Это была его самая длинная речь, обращенная ко мне. Он смотрел на меня с такой нежностью, это было невыносимо. Я так любила его, что сердце разрывалось. Я повернула широкое золотое кольцо на пальце, точно хотела закрутить потуже, чтобы никогда не соскользнуло, и мы никогда бы не расстались, как он обещал.

Если обыватели не желают принимать нас, то пошли они лесом. Они ничего не понимают, они жестоки и фанатичны, их мелкие предрассудки – железные кандалы, тянущие их в одинокие могилы. Мы были свободны, мы были молоды и принадлежали друг другу. Все будет прекрасно.

Я в этом не сомневалась. Боже, помоги мне.

Вечером мы отправились в паб и устроили свадебную вечеринку с нашей настоящей семьей. Мы все больше это ощущали, мы все время говорили об этом. Нашим чертовым семейкам было наплевать, а «Свите Дьявола» – нет; они были нашими братьями и сестрами, нашим кланом, нашим племенем. Мы держались вместе, ты никогда не был один, без защиты, и обывательский мир, казалось, отдалялся все больше и больше, как волна, откатившаяся от пляжа, оставляя нас одних на острове.

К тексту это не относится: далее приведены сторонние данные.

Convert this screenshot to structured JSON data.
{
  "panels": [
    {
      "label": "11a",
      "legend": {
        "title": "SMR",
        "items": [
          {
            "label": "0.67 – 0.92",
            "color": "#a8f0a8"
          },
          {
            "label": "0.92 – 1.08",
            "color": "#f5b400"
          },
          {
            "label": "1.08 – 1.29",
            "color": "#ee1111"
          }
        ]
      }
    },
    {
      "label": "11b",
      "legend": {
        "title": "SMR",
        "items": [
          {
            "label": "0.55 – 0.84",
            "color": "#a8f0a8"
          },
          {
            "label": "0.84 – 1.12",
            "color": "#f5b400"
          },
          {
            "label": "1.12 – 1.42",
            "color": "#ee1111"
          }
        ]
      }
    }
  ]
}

Я знала, что чужакам наше поведение казалось антиобщественным, а мы – жестокими, грязными, невежественными, но, естественно, сами мы себя такими не считали, и заставить обывателей, или «овощей», как мы их называли, содрогнуться – было нашей любимой игрой. Мне особенно нравился эпитет «антиобщественные» – а что это общество мне предлагало? Жизнь пресмыкающегося ничтожества в соответствии с маркетинговым капиталистическим идеалом «добропорядочной женщины» для меня и годы подобострастного батрачества на какого-нибудь босса для Микки – босса, который уволит его без колебаний, если того потребует бизнес. Мы все насмотрелись на поколение наших родителей, мы все чувствовали их ужасный страх пойти против нормы, страх оказаться за бортом. А мы хотелибыть за бортом. Разумеется, мы принимали плату от общества, мы покупали еду, одежду, платили по счетам за газ (в конечном счете), но мы не хотели думать, как они, мы не хотели тратить свое драгоценное время на то, чтобы стать добропорядочными гражданами или, как говорил троцкист Док, козлами отпущения системы.

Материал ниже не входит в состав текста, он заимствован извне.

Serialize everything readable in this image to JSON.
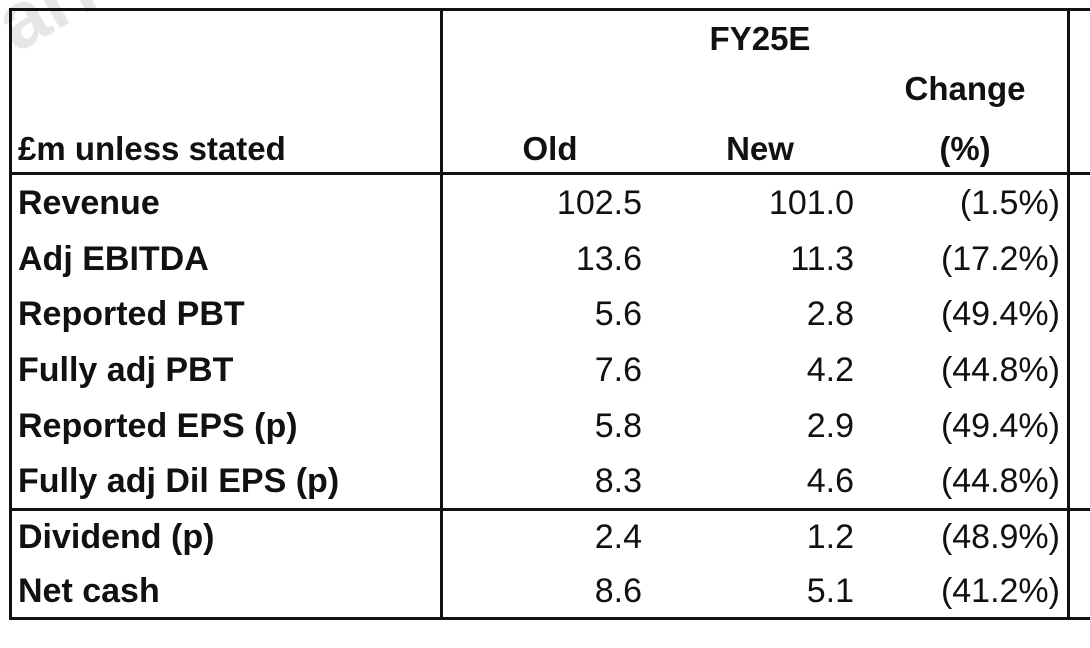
{
  "table": {
    "period": "FY25E",
    "header": {
      "row_label": "£m unless stated",
      "old": "Old",
      "new": "New",
      "change_line1": "Change",
      "change_line2": "(%)"
    },
    "rows": [
      {
        "label": "Revenue",
        "old": "102.5",
        "new": "101.0",
        "change": "(1.5%)"
      },
      {
        "label": "Adj EBITDA",
        "old": "13.6",
        "new": "11.3",
        "change": "(17.2%)"
      },
      {
        "label": "Reported PBT",
        "old": "5.6",
        "new": "2.8",
        "change": "(49.4%)"
      },
      {
        "label": "Fully adj PBT",
        "old": "7.6",
        "new": "4.2",
        "change": "(44.8%)"
      },
      {
        "label": "Reported EPS (p)",
        "old": "5.8",
        "new": "2.9",
        "change": "(49.4%)"
      },
      {
        "label": "Fully adj Dil EPS (p)",
        "old": "8.3",
        "new": "4.6",
        "change": "(44.8%)"
      },
      {
        "label": "Dividend (p)",
        "old": "2.4",
        "new": "1.2",
        "change": "(48.9%)"
      },
      {
        "label": "Net cash",
        "old": "8.6",
        "new": "5.1",
        "change": "(41.2%)"
      }
    ]
  }
}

Но это была наша свадебная вечеринка, я была невестой, об этом говорило кольцо на пальце. Хозяин пообещал нас запереть, и по мере наступления ночи все напивались и накуривались все сильнее. Шишка рассказывал бесконечные истории, которые сочинял про других членов клуба: его излюбленными мишенями были Мелок и Кохис.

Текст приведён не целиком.